Divide using synthetic division $$ ( 3x^{4}+14x^{3}-9x^{2}-22x-10 ) \div ( x-3 ) $$
Answer
The synthetic division table is:
$$ \begin{array}{c|rrrrr}3&3&14&-9&-22&-10\\& & 9& 69& 180& \color{black}{474} \\ \hline &\color{blue}{3}&\color{blue}{23}&\color{blue}{60}&\color{blue}{158}&\color{orangered}{464} \end{array} $$The solution is:
$$ \frac{ 3x^{4}+14x^{3}-9x^{2}-22x-10 }{ x-3 } = \color{blue}{3x^{3}+23x^{2}+60x+158} ~+~ \frac{ \color{red}{ 464 } }{ x-3 } $$Explanation
Step 1 : Write down the coefficients of the dividend into division table. Put the zero from $ x -3 = 0 $ ( $ x = \color{blue}{ 3 } $ ) at the left.
$$ \begin{array}{c|rrrrr}\color{blue}{3}&3&14&-9&-22&-10\\& & & & & \\ \hline &&&&& \end{array} $$Step 1 : Bring down the leading coefficient to the bottom row.
$$ \begin{array}{c|rrrrr}3&\color{orangered}{ 3 }&14&-9&-22&-10\\& & & & & \\ \hline &\color{orangered}{3}&&&& \end{array} $$Step 2 : Multiply by the number on the left, and carry the result into the next column: $ \color{blue}{ 3 } \cdot \color{blue}{ 3 } = \color{blue}{ 9 } $.
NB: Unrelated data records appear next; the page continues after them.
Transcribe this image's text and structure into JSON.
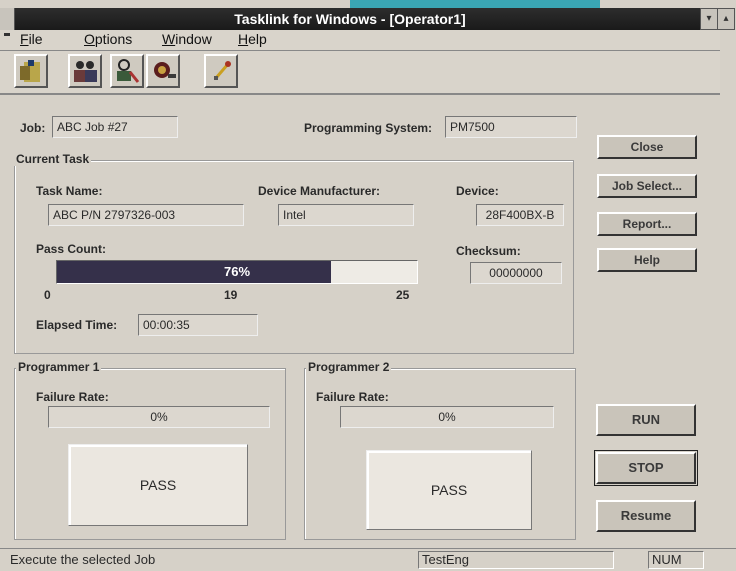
{
  "window": {
    "title": "Tasklink for Windows - [Operator1]"
  },
  "menu": [
    "File",
    "Options",
    "Window",
    "Help"
  ],
  "toolbar": {
    "icons": [
      "job-open-icon",
      "operators-icon",
      "user-settings-icon",
      "programmer-icon",
      "tool-icon"
    ]
  },
  "job": {
    "label": "Job:",
    "value": "ABC Job #27",
    "prog_label": "Programming System:",
    "prog_value": "PM7500"
  },
  "current_task": {
    "title": "Current Task",
    "task_name_label": "Task Name:",
    "task_name": "ABC P/N 2797326-003",
    "manufacturer_label": "Device Manufacturer:",
    "manufacturer": "Intel",
    "device_label": "Device:",
    "device": "28F400BX-B",
    "pass_count_label": "Pass Count:",
    "progress_percent": 76,
    "progress_text": "76%",
    "scale_min": "0",
    "scale_mid": "19",
    "scale_max": "25",
    "checksum_label": "Checksum:",
    "checksum": "00000000",
    "elapsed_label": "Elapsed Time:",
    "elapsed": "00:00:35"
  },
  "programmer1": {
    "title": "Programmer 1",
    "failure_label": "Failure Rate:",
    "failure_rate": "0%",
    "result": "PASS"
  },
  "programmer2": {
    "title": "Programmer 2",
    "failure_label": "Failure Rate:",
    "failure_rate": "0%",
    "result": "PASS"
  },
  "buttons": {
    "close": "Close",
    "job_select": "Job Select...",
    "report": "Report...",
    "help": "Help",
    "run": "RUN",
    "stop": "STOP",
    "resume": "Resume"
  },
  "status": {
    "message": "Execute the selected Job",
    "user": "TestEng",
    "num": "NUM"
  }
}
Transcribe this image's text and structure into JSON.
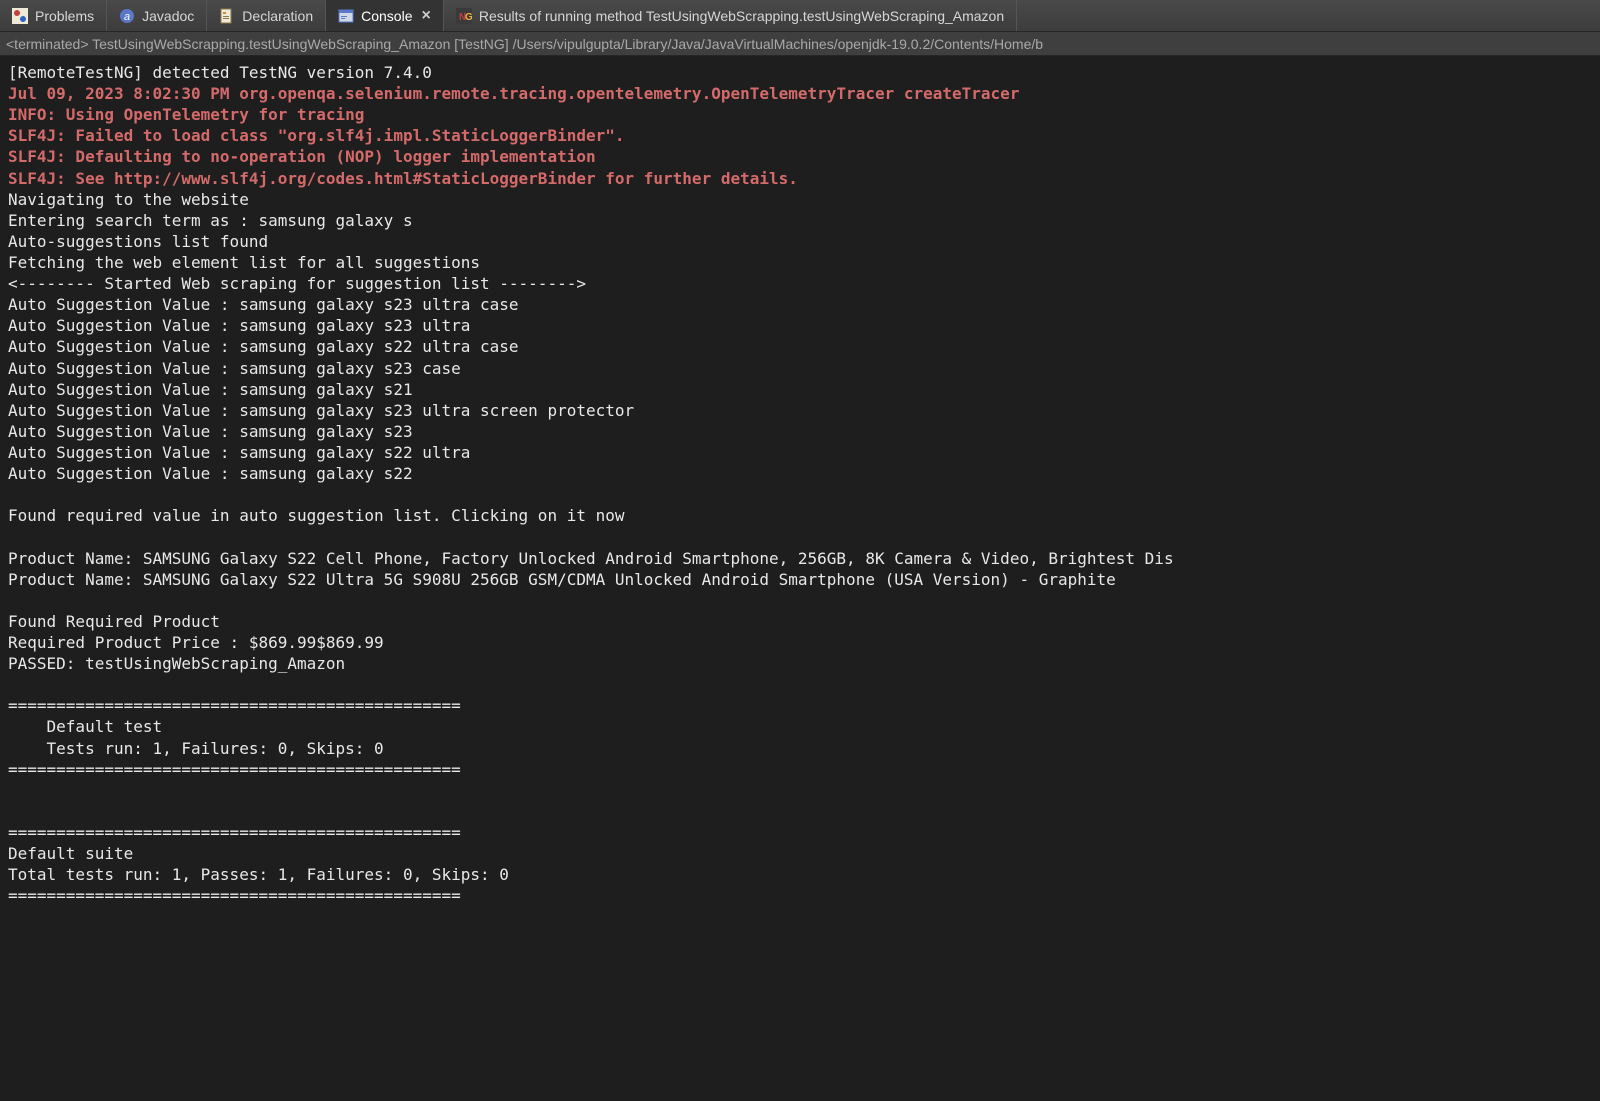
{
  "tabs": {
    "problems": {
      "label": "Problems"
    },
    "javadoc": {
      "label": "Javadoc"
    },
    "declaration": {
      "label": "Declaration"
    },
    "console": {
      "label": "Console"
    },
    "results": {
      "label": "Results of running method TestUsingWebScrapping.testUsingWebScraping_Amazon"
    }
  },
  "status": "<terminated> TestUsingWebScrapping.testUsingWebScraping_Amazon [TestNG] /Users/vipulgupta/Library/Java/JavaVirtualMachines/openjdk-19.0.2/Contents/Home/b",
  "console": {
    "lines": [
      {
        "cls": "white",
        "text": "[RemoteTestNG] detected TestNG version 7.4.0"
      },
      {
        "cls": "red",
        "text": "Jul 09, 2023 8:02:30 PM org.openqa.selenium.remote.tracing.opentelemetry.OpenTelemetryTracer createTracer"
      },
      {
        "cls": "red",
        "text": "INFO: Using OpenTelemetry for tracing"
      },
      {
        "cls": "red",
        "text": "SLF4J: Failed to load class \"org.slf4j.impl.StaticLoggerBinder\"."
      },
      {
        "cls": "red",
        "text": "SLF4J: Defaulting to no-operation (NOP) logger implementation"
      },
      {
        "cls": "red",
        "text": "SLF4J: See http://www.slf4j.org/codes.html#StaticLoggerBinder for further details."
      },
      {
        "cls": "white",
        "text": "Navigating to the website"
      },
      {
        "cls": "white",
        "text": "Entering search term as : samsung galaxy s"
      },
      {
        "cls": "white",
        "text": "Auto-suggestions list found"
      },
      {
        "cls": "white",
        "text": "Fetching the web element list for all suggestions"
      },
      {
        "cls": "white",
        "text": "<-------- Started Web scraping for suggestion list -------->"
      },
      {
        "cls": "white",
        "text": "Auto Suggestion Value : samsung galaxy s23 ultra case"
      },
      {
        "cls": "white",
        "text": "Auto Suggestion Value : samsung galaxy s23 ultra"
      },
      {
        "cls": "white",
        "text": "Auto Suggestion Value : samsung galaxy s22 ultra case"
      },
      {
        "cls": "white",
        "text": "Auto Suggestion Value : samsung galaxy s23 case"
      },
      {
        "cls": "white",
        "text": "Auto Suggestion Value : samsung galaxy s21"
      },
      {
        "cls": "white",
        "text": "Auto Suggestion Value : samsung galaxy s23 ultra screen protector"
      },
      {
        "cls": "white",
        "text": "Auto Suggestion Value : samsung galaxy s23"
      },
      {
        "cls": "white",
        "text": "Auto Suggestion Value : samsung galaxy s22 ultra"
      },
      {
        "cls": "white",
        "text": "Auto Suggestion Value : samsung galaxy s22"
      },
      {
        "cls": "white",
        "text": ""
      },
      {
        "cls": "white",
        "text": "Found required value in auto suggestion list. Clicking on it now"
      },
      {
        "cls": "white",
        "text": ""
      },
      {
        "cls": "white",
        "text": "Product Name: SAMSUNG Galaxy S22 Cell Phone, Factory Unlocked Android Smartphone, 256GB, 8K Camera & Video, Brightest Dis"
      },
      {
        "cls": "white",
        "text": "Product Name: SAMSUNG Galaxy S22 Ultra 5G S908U 256GB GSM/CDMA Unlocked Android Smartphone (USA Version) - Graphite"
      },
      {
        "cls": "white",
        "text": ""
      },
      {
        "cls": "white",
        "text": "Found Required Product"
      },
      {
        "cls": "white",
        "text": "Required Product Price : $869.99$869.99"
      },
      {
        "cls": "white",
        "text": "PASSED: testUsingWebScraping_Amazon"
      },
      {
        "cls": "white",
        "text": ""
      },
      {
        "cls": "white",
        "text": "==============================================="
      },
      {
        "cls": "white",
        "text": "    Default test"
      },
      {
        "cls": "white",
        "text": "    Tests run: 1, Failures: 0, Skips: 0"
      },
      {
        "cls": "white",
        "text": "==============================================="
      },
      {
        "cls": "white",
        "text": ""
      },
      {
        "cls": "white",
        "text": ""
      },
      {
        "cls": "white",
        "text": "==============================================="
      },
      {
        "cls": "white",
        "text": "Default suite"
      },
      {
        "cls": "white",
        "text": "Total tests run: 1, Passes: 1, Failures: 0, Skips: 0"
      },
      {
        "cls": "white",
        "text": "==============================================="
      }
    ]
  }
}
$$ \begin{array}{c|rrrrr}\color{blue}{3}&3&14&-9&-22&-10\\& & \color{blue}{9} & & & \\ \hline &\color{blue}{3}&&&& \end{array} $$Step 3 : Add down last column: $ \color{orangered}{ 14 } + \color{orangered}{ 9 } = \color{orangered}{ 23 } $
$$ \begin{array}{c|rrrrr}3&3&\color{orangered}{ 14 }&-9&-22&-10\\& & \color{orangered}{9} & & & \\ \hline &3&\color{orangered}{23}&&& \end{array} $$Step 4 : Multiply by the number on the left, and carry the result into the next column: $ \color{blue}{ 3 } \cdot \color{blue}{ 23 } = \color{blue}{ 69 } $.
$$ \begin{array}{c|rrrrr}\color{blue}{3}&3&14&-9&-22&-10\\& & 9& \color{blue}{69} & & \\ \hline &3&\color{blue}{23}&&& \end{array} $$Step 5 : Add down last column: $ \color{orangered}{ -9 } + \color{orangered}{ 69 } = \color{orangered}{ 60 } $
$$ \begin{array}{c|rrrrr}3&3&14&\color{orangered}{ -9 }&-22&-10\\& & 9& \color{orangered}{69} & & \\ \hline &3&23&\color{orangered}{60}&& \end{array} $$Step 6 : Multiply by the number on the left, and carry the result into the next column: $ \color{blue}{ 3 } \cdot \color{blue}{ 60 } = \color{blue}{ 180 } $.
$$ \begin{array}{c|rrrrr}\color{blue}{3}&3&14&-9&-22&-10\\& & 9& 69& \color{blue}{180} & \\ \hline &3&23&\color{blue}{60}&& \end{array} $$Step 7 : Add down last column: $ \color{orangered}{ -22 } + \color{orangered}{ 180 } = \color{orangered}{ 158 } $
$$ \begin{array}{c|rrrrr}3&3&14&-9&\color{orangered}{ -22 }&-10\\& & 9& 69& \color{orangered}{180} & \\ \hline &3&23&60&\color{orangered}{158}& \end{array} $$Step 8 : Multiply by the number on the left, and carry the result into the next column: $ \color{blue}{ 3 } \cdot \color{blue}{ 158 } = \color{blue}{ 474 } $.
$$ \begin{array}{c|rrrrr}\color{blue}{3}&3&14&-9&-22&-10\\& & 9& 69& 180& \color{blue}{474} \\ \hline &3&23&60&\color{blue}{158}& \end{array} $$Step 9 : Add down last column: $ \color{orangered}{ -10 } + \color{orangered}{ 474 } = \color{orangered}{ 464 } $
$$ \begin{array}{c|rrrrr}3&3&14&-9&-22&\color{orangered}{ -10 }\\& & 9& 69& 180& \color{orangered}{474} \\ \hline &\color{blue}{3}&\color{blue}{23}&\color{blue}{60}&\color{blue}{158}&\color{orangered}{464} \end{array} $$Bottom line represents the quotient $ \color{blue}{ 3x^{3}+23x^{2}+60x+158 } $ with a remainder of $ \color{red}{ 464 } $.